Madame Choi

La Corée au quotidien...

12 juillet 2008

Dokdo - Touche pas à mes îles !

Avant que ce drame ne vienne faire la triste une, les médias coréens se sont fait l’écho d’une publicité publiée récemment sur une page entière du New York Times, intitulé « Le saviez-vous ? » et qui n’est pas sans rappeler celle-ci. Voici en gros ce qu’elle dit :

doyouknow

Depuis 2000 ans,
le bras de mer entre la Corée et le Japon fut appellé « Mer de l’Est. »
Les deux îles de Dok
(Dokdo en coréen – NDT) se trouvent dans la Mer de l’Est et font partie du territoire coréen.
Le gouvernement japonais doit reconnaître ce fait.
Veuillez visiter www.forthenextgeneration.com pour des faits historiques détaillés et plus d’informations concernant la Mer de l’Est et les îles de Dok.


CIMG0150 Depuis que les manuels scolaires au Japon énoncent que les îles de Dok, ou plutôt Takeshima, sont aussi japonaises que Kyushu par exemple, les coréens ont commencé à donner de la voix.

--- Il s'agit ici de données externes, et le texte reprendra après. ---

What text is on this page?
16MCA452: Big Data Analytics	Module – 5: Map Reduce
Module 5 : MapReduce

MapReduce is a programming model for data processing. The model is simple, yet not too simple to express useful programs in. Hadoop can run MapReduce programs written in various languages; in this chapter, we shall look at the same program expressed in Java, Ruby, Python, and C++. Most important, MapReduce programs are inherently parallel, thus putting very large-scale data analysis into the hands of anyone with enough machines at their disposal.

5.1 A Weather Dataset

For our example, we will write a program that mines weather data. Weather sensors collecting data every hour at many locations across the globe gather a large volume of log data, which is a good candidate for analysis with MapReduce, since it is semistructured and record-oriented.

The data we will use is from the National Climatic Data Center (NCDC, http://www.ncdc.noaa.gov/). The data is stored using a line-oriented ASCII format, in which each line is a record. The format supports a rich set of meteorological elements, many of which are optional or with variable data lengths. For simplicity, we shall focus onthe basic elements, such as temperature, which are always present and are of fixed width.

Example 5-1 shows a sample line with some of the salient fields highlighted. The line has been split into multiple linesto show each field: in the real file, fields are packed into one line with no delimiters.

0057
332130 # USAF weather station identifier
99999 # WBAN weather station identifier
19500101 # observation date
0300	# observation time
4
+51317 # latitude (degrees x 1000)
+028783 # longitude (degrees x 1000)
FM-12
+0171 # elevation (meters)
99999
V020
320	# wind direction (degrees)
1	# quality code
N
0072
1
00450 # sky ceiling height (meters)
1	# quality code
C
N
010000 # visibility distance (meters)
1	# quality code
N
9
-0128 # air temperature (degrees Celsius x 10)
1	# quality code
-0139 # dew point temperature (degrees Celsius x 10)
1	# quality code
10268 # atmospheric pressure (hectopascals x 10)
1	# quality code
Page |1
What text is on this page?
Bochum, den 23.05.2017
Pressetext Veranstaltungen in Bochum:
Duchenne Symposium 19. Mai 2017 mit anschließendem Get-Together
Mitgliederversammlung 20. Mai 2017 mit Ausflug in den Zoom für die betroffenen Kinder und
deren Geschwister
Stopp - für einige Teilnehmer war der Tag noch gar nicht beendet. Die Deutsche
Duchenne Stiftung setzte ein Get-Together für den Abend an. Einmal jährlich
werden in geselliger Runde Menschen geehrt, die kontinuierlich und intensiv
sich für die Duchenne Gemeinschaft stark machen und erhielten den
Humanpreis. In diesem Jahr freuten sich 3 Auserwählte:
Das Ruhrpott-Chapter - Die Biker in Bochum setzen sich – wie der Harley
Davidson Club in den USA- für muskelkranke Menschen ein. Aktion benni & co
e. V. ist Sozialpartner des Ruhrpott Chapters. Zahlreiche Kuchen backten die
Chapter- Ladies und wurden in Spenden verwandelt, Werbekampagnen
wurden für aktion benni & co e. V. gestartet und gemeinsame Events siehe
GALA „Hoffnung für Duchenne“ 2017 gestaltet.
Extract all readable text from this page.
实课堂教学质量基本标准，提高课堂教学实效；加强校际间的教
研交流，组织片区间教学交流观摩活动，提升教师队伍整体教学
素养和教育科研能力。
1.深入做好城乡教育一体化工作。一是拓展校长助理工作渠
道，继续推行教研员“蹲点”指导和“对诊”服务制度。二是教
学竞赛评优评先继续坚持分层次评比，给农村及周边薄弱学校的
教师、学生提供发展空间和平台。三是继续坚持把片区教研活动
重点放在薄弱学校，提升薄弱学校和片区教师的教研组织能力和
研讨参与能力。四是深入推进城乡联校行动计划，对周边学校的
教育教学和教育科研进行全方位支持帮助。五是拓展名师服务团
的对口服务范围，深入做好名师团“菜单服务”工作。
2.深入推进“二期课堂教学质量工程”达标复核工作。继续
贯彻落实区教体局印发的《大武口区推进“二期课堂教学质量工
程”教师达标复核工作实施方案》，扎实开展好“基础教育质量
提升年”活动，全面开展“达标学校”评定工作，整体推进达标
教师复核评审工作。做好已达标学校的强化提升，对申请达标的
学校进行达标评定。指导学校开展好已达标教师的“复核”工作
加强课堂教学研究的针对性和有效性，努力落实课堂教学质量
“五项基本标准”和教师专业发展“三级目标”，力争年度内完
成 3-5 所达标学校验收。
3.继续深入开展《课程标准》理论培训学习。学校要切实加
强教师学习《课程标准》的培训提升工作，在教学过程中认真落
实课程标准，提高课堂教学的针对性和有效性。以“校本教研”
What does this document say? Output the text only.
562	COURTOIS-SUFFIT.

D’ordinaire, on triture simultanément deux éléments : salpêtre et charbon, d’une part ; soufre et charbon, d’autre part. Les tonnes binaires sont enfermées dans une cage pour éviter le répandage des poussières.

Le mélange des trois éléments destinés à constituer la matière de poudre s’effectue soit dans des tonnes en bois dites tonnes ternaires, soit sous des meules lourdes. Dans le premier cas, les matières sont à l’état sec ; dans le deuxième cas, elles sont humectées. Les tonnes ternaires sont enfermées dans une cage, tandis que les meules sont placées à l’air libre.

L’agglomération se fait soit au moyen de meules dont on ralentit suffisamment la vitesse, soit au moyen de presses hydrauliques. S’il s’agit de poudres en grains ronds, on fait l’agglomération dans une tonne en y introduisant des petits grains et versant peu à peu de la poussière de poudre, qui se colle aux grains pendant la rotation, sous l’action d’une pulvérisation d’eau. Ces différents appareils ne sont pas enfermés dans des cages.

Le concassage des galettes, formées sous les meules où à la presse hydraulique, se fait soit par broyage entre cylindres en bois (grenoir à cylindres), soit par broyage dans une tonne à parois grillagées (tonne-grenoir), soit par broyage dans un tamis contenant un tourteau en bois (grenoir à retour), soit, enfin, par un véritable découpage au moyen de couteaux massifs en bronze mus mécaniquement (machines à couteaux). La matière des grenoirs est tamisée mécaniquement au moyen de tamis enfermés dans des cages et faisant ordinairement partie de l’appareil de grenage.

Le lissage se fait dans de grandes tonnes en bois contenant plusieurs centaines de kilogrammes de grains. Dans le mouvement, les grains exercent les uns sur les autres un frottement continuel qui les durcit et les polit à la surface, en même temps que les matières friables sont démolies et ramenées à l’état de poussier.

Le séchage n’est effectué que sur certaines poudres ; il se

Une souveraineté de quatorze siècles contestée suite à une colonisation qui n’a pas durée 40 ans ! On comprend que les coréens en ont gros sur le cœur et pourquoi ils se livrent régulièrement à des manifestations contre cette grossière distorsion de l'histoire. En effet, ce ne sont pas vraiment ces quelques rochers perdus en pleine mer qui ont de l’importance mais le mépris de leur identité et de leur appartenance originelle de la part du Japon qui en revendique la propriété en se basant sur une omission dans le traité de paix de 1951.

Il est plus difficile de trancher en ce qui concerne la Mer de l’Est car selon les époques et les cartographes, elle fut alternativement baptisée « Mer Orientale », « Mer de Corée » et « Mer du Japon ». Sur cette carte par exemple, par Louis Brion de la Tour (1756-1803) on y lit « Océan Oriental. » Sur cette autre, par un certain De La Porte, on lit « Mer de Corée. » Le cartographe Guillaume Delisle (1675-1726) l’avait aussi nommée ainsi sur cette carte.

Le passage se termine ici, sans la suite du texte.